University of Virginia Library

A Better Use Of The Carrot

Environmentalists, who have of late been
waging a losing battle against the nation's
encroaching pollution in the face of the
current uproar over the energy-fuel shortage,
received some reinforcement last week from
the Supreme Court and the Environmental
Protection Agency (EPA).

By a four-to-four tie vote, the High Court
upheld the U.S. Court of Appeals decision, in
effect decreeing that air throughout the
country must remain at least as pure as it is
now, regardless of what any present or future
standards set at the federal level require.

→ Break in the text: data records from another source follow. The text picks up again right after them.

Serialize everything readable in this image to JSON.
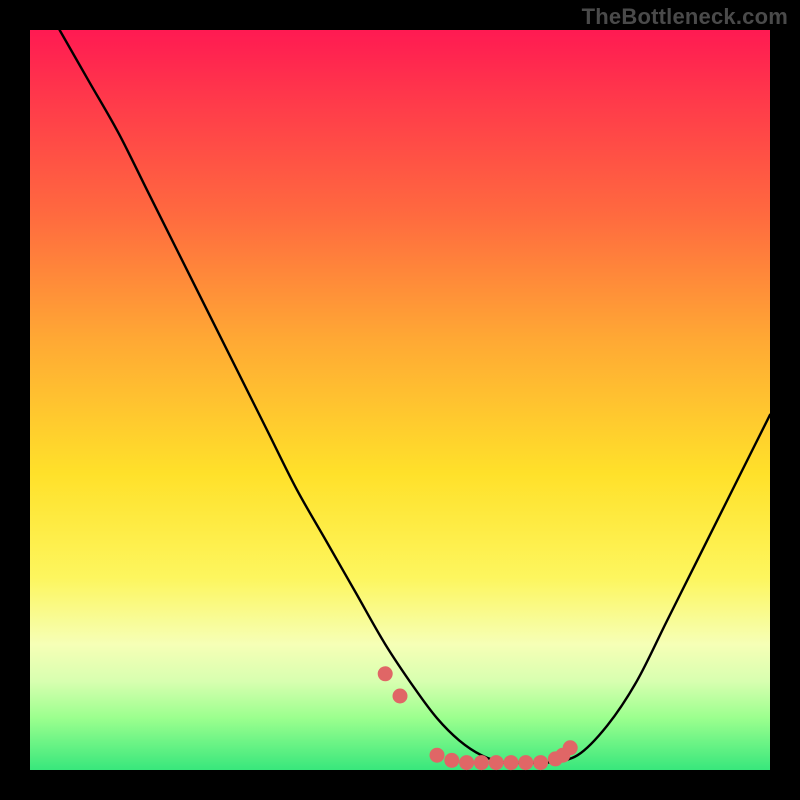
{
  "watermark": "TheBottleneck.com",
  "chart_data": {
    "type": "line",
    "title": "",
    "xlabel": "",
    "ylabel": "",
    "xlim": [
      0,
      100
    ],
    "ylim": [
      0,
      100
    ],
    "series": [
      {
        "name": "bottleneck-curve",
        "x": [
          4,
          8,
          12,
          16,
          20,
          24,
          28,
          32,
          36,
          40,
          44,
          48,
          52,
          55,
          58,
          61,
          64,
          67,
          70,
          74,
          78,
          82,
          86,
          90,
          94,
          98,
          100
        ],
        "y": [
          100,
          93,
          86,
          78,
          70,
          62,
          54,
          46,
          38,
          31,
          24,
          17,
          11,
          7,
          4,
          2,
          1,
          1,
          1,
          2,
          6,
          12,
          20,
          28,
          36,
          44,
          48
        ]
      }
    ],
    "markers": {
      "name": "highlight-points",
      "color": "#e06666",
      "x": [
        48,
        50,
        55,
        57,
        59,
        61,
        63,
        65,
        67,
        69,
        71,
        72,
        73
      ],
      "y": [
        13,
        10,
        2,
        1.3,
        1,
        1,
        1,
        1,
        1,
        1,
        1.5,
        2,
        3
      ]
    }
  }
}
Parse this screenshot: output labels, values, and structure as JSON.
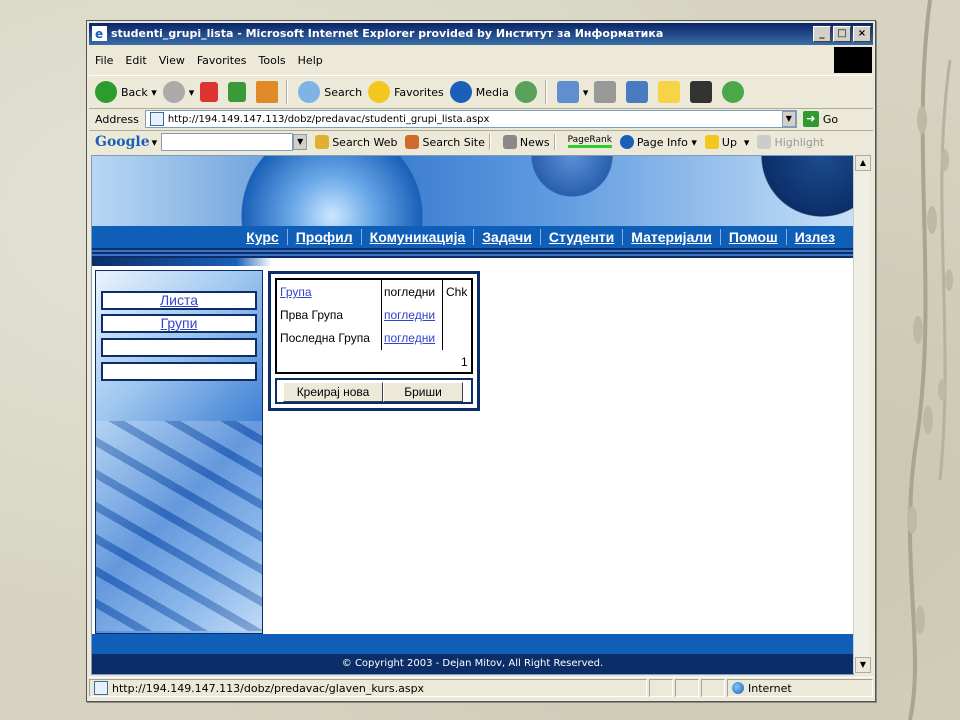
{
  "window": {
    "title": "studenti_grupi_lista - Microsoft Internet Explorer provided by Институт за Информатика"
  },
  "menu": [
    "File",
    "Edit",
    "View",
    "Favorites",
    "Tools",
    "Help"
  ],
  "toolbar": {
    "back": "Back",
    "search": "Search",
    "favorites": "Favorites",
    "media": "Media"
  },
  "address": {
    "label": "Address",
    "url": "http://194.149.147.113/dobz/predavac/studenti_grupi_lista.aspx",
    "go": "Go"
  },
  "googlebar": {
    "logo": "Google",
    "search_web": "Search Web",
    "search_site": "Search Site",
    "news": "News",
    "pagerank": "PageRank",
    "page_info": "Page Info",
    "up": "Up",
    "highlight": "Highlight"
  },
  "nav": [
    "Курс",
    "Профил",
    "Комуникација",
    "Задачи",
    "Студенти",
    "Материјали",
    "Помош",
    "Излез"
  ],
  "sidebar": {
    "items": [
      "Листа",
      "Групи",
      "",
      ""
    ]
  },
  "table": {
    "headers": [
      "Група",
      "погледни",
      "Chk"
    ],
    "rows": [
      {
        "name": "Прва Група",
        "link": "погледни"
      },
      {
        "name": "Последна Група",
        "link": "погледни"
      }
    ],
    "page": "1"
  },
  "buttons": {
    "create": "Креирај нова",
    "delete": "Бриши"
  },
  "footer": {
    "copyright": "© Copyright 2003 - Dejan Mitov, All Right Reserved."
  },
  "status": {
    "url": "http://194.149.147.113/dobz/predavac/glaven_kurs.aspx",
    "zone": "Internet"
  },
  "colors": {
    "title_gradient_start": "#0a246a",
    "nav_blue": "#0f5fb9",
    "dark_blue": "#0b2e68",
    "link": "#3344cc"
  }
}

The legal controversy arose over the Clean
Air Act of 1970, which orders all states to
submit to EPA for approval plans for
achieving air quality standards established by
that agency. The Court of Appeals had sided
with environmental groups in Washington
who demanded that the state's plan for
meeting federal air quality standards not be
approved until the plan insured that
deterioration in the present air quality would
not be permitted anywhere.

Critics of the court's decision claimed that
it would saddle the og-bound cities and
industrial areas with the level of pollution
they now suffer, because it would keep
industries from moving to other less polluted
areas. They said, too, that it would prevent
relieving the congested urban areas, because
planned cities such as Columbia, Md., would
no longer be permitted, since they would raise
the level of pollution in previously
unpopulated regions.

The High Court, however, ruled that
Congress had passed the Clean Air Act with
the intention of preventing any deterioration
in the present quality of the air anywhere.

EPA struck a further blow for clean air on
last Friday by reviewing the state's plans for
cleaning up the air in the cities, proposing
such rather dramatic measures as prohibiting
auto traffic in Los Angeles and reducing
driving by 60 per cent in New Jersey by 1977.
The agency approved New York's clean air
plan which would ban taxi-cruising and charge
tolls at various bridges in the city. Limits on
gasoline sales were also requested to help
achieve EPA's goal, which it ambitiously
declares is to drive a wedge between the
inseparable combo of the American and his
automobile.

The agency's campaign against cars almost
immediately drew scorn and criticism from
mayors of several of the country's largest
cities. Their criticism was not unfounded,
either, because it emphasizes that Washington
is not truly committed to taking effective
measures to meet the air quality standards
that are set by its own agency, EPA.

While raising air quality standards until
most automobiles cannot possibly meet them,
thus requiring the elimination of auto traffic
in certain areas as EPA proposed last week,
the government has allowed auto
manufacturers to postpone their own deadline
for complying with federal standards.

At the same time Congressional funding
for the only possible substitute for auto
traffic, mass transit, remains tied up in
committee where lobbyists for more highways
are seeking to prevent the use of Congress'
highway trust fund to finance construction of
in-city mass transit systems.

As is so often the case, the government's
approach to the environment resembles the
carrot-and-stick, with a somewhat over-liberal
use of the stick in the form of harsh
restrictions on automobile use, and an
inadequate use of the carrot–incentives– to
offer the cities reasons to restrict automobile
transportation so drastically in the interest of
clean air. With any further highway
construction severely scrutinized and funding
made readily available to cities for building
mass transit systems, the previously
outrageous proposals of EPA would become
realistic goals to achieve, rather than further
injury to already beleaguered cities.